Reincorporating in foreign countries with lower tax rates is not the only way large corporations put profit before patriotism. A front-page story in the New York Times points out that predatory lenders continue to target members of the U.S. military. Despite much business talk about supporting the troops, these unscrupulous firms exploit the precarious financial condition of many members of the armed services.
The vulnerability of service members to predatory lending is not a new story. The federal Military Lending Act of 2007 was passed with the intention of barring the most exploitative practices, but it did not go far enough. The Obama Administration is now seeking sweeping changes to the law to eliminate its many loopholes and to expand its applicability to the many new kinds of predatory “services” that the infinitely creative consumer finance industry has created in the past seven years.
At the same time, the Consumer Financial Protection Bureau has brought enforcement actions against predators that have been violating the law. Last year the bureau got payday lender Cash America to pay $19 million to settle charges relating to abusive practices such as charging more than the 36 percent interest cap established by the Military Lending Act. In May, Sallie Mae and its former loan servicing unit Navient had to pay $60 million to settle federal allegations that they charged servicemembers excessive interest rates and fees on student loans. And in July, a company called Rome Finance had to pay $92 million to settle accusations that it exploited military purchasers of consumer electronics. CFPB Director Richard Cordray told reporters at the time: “Rome Finance’s business model was built on fleecing servicemembers.”
Faced with these obstacles, the predatory lenders have been looking for relief at the state level. The Times points out that states such as Kentucky, Arizona, Missouri, Indiana and Florida have eased their financial regulation, but it gives special attention to North Carolina, where a 2011 push by financial services lobbyists to ease interest rate restrictions was so brazen that it prompted military commanders from Fort Bragg and Camp Lejeune to warn the changes could harm their troops. Last year the industry tried again and succeeded, thanks in part to a decision by the commanders not to get involved again.
The issue is playing a role in this year’s U.S. Senate race in the Tarheel State. Republican candidate Thom Tillis, the state Speaker, supported the easing of restrictions on military lending and has reaped large campaign contributions from the financial services industry. The Times asked his campaign manager Jordan Shaw about this and was told that that the donations did not influence his voting record. Yet Shaw stated that Tillis “wanted to make sure that people still have these loans as an option.”
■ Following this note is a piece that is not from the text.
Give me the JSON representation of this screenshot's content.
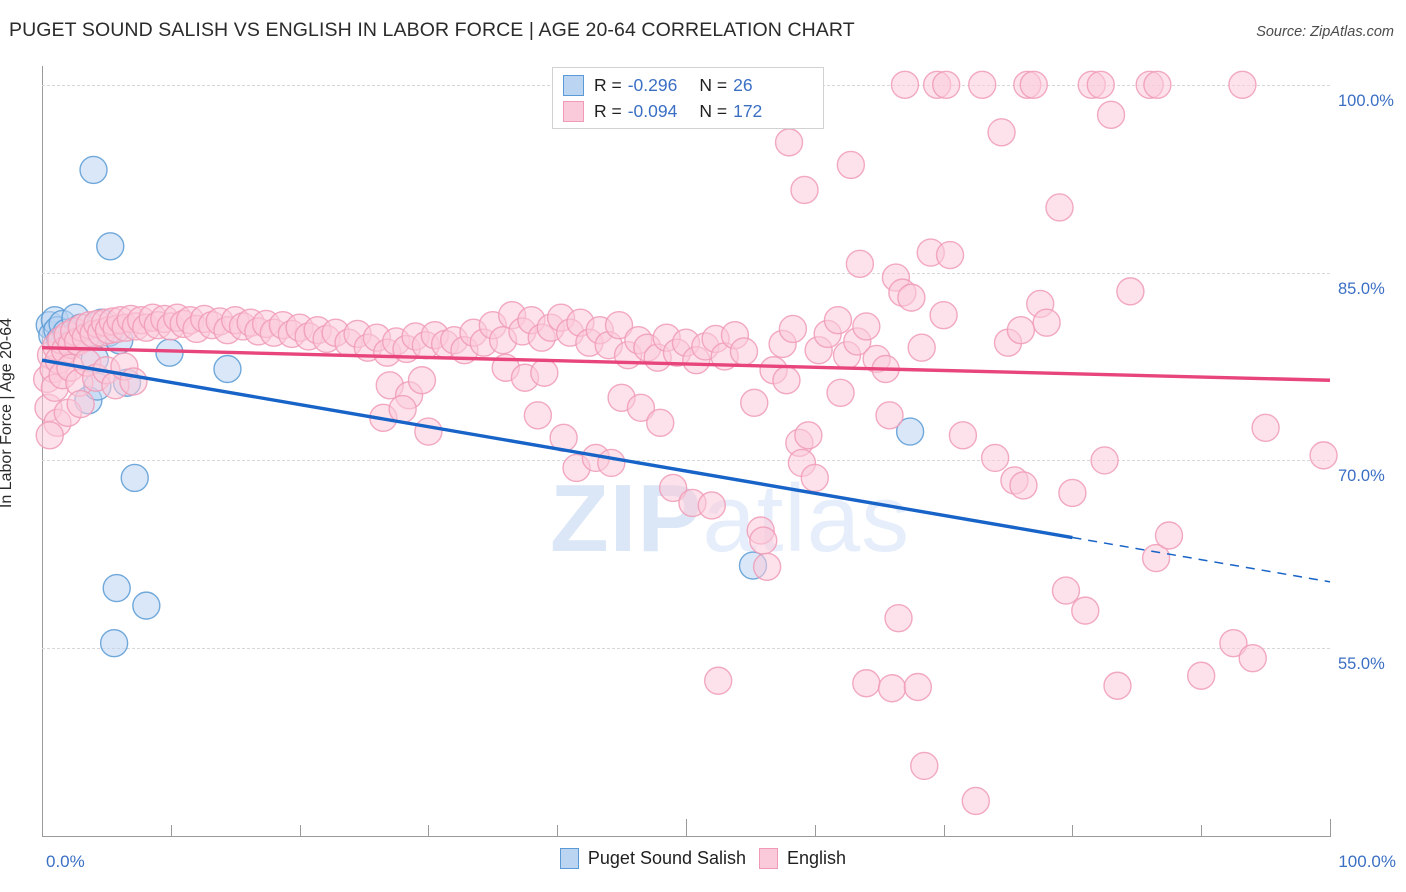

Conservative politicians such as Tillis have bought into the self-serving ideology of predatory lenders – that consumers should have the freedom to choose exploitative borrowing arrangements. It’s bad enough when this mindset is applied to the general public. Extending it to those who risk their life for their country is breathtakingly cynical and a reminder that corporations are loyal to nothing other than their own enrichment.